The prince in Rapunzel has what it takes to rescue her from her tower. But because it’s based on a Brothers Grimm fairytale, you just know the original was super dark : the prince, clumsy oaf that he is, fell on some thorns and went blind. He did wind up with Rapunzel though.
‘Up’: the villain almost went insane.

Up is one of the more heartwarming movies in the Disney catalogue, and it owes at least some of the feel-good vibes to cutting a certain scene. The original pitch for the film featured the villain, Muntz, endlessly wandering a maze until he went insane and died.
‘Tarzan’: Jane marries the villain.

Tarzan has a typical ending, with our hero getting the girl. Edgar Rice Burroughs, the author of the original, saw things a little bit differently. In his novel, Tarzan not only doesn’t get the girl, but she runs off with Clayton — the villain of the whole thing.
‘Peter Pan’: Peter murders people.

There are some nice ideas in Disney’s version of Peter Pan . They had to make things nice, because the original is pretty dark. J.M. Barrie wrote that some of the Lost Boys grow up — and when they do, Peter (our hero, remember) straight-up murders them .
‘Sleeping Beauty’: a lot of princes died.
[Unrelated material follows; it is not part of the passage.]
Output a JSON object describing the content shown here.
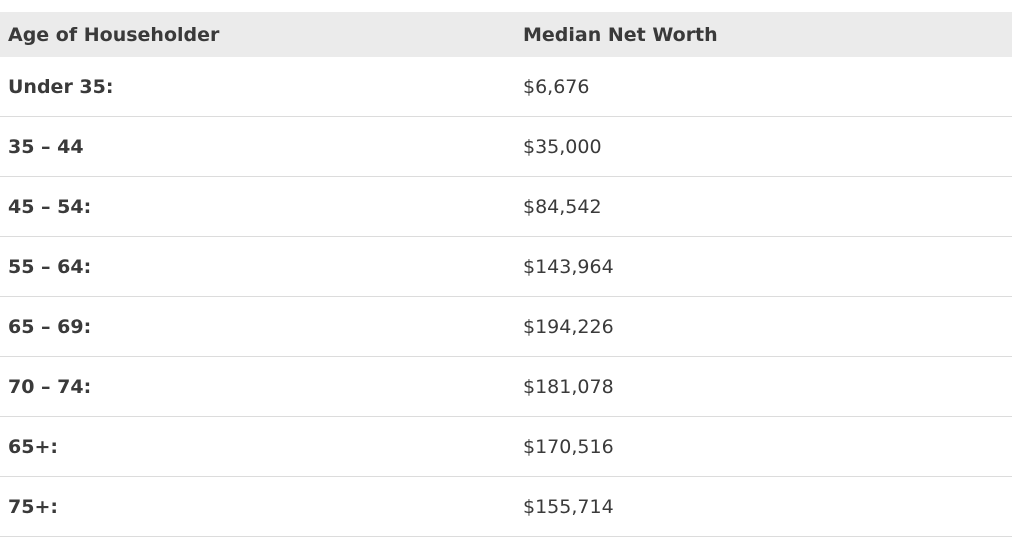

We all know that the beauty of Sleeping Beauty was tough to reach. In the fairytale version, this was shown in a graphic way, as a full century’s worth of princes came and went, trying to rescue her, only to get stuck in the thorns and die horribly.
‘The Hunchback of Notre Dame’: Quasimodo is into necrophilia.

I’m a little foggy on how The Hunchback of Notre Dame went, but I’m assuming that the lovable hunchback got some kind of happy ending. Victor Hugo originally wrote it so Quasimodo literally climbs into Esmerelda’s grave to snuggle up to her body, where he eventually dies of starvation.
‘Mary Poppins’: a spoonful of spite.

We all know Mary Poppins as a delightful nanny thanks to the Disney film, but P.L. Travers, author of the original story, portrayed Mary as a humorless, mean nanny who wasn’t nice to the kids in her charge.
‘Cinderella’: someone lost a toe.

Everyone knows the story of Cinderella : she’s the only one who can fit in the glass slipper, even though her stepsisters try their darndest. In the Brothers Grimm original, Cinderella’s wicked stepsisters want to fit into that slipper so badly that one of them cuts off her own toes .
‘The Little Mermaid’: Ariel had a tough go of it.

The Little Mermaid is an all-time classic, one with a satisfying ending in which Ariel gets what she wants and triumphs over the evil witch Ursula. But the original ending, as penned by Hans Christian Andersen, has a much darker ending — one in which the mermaid is banished to land and forced to do servitude.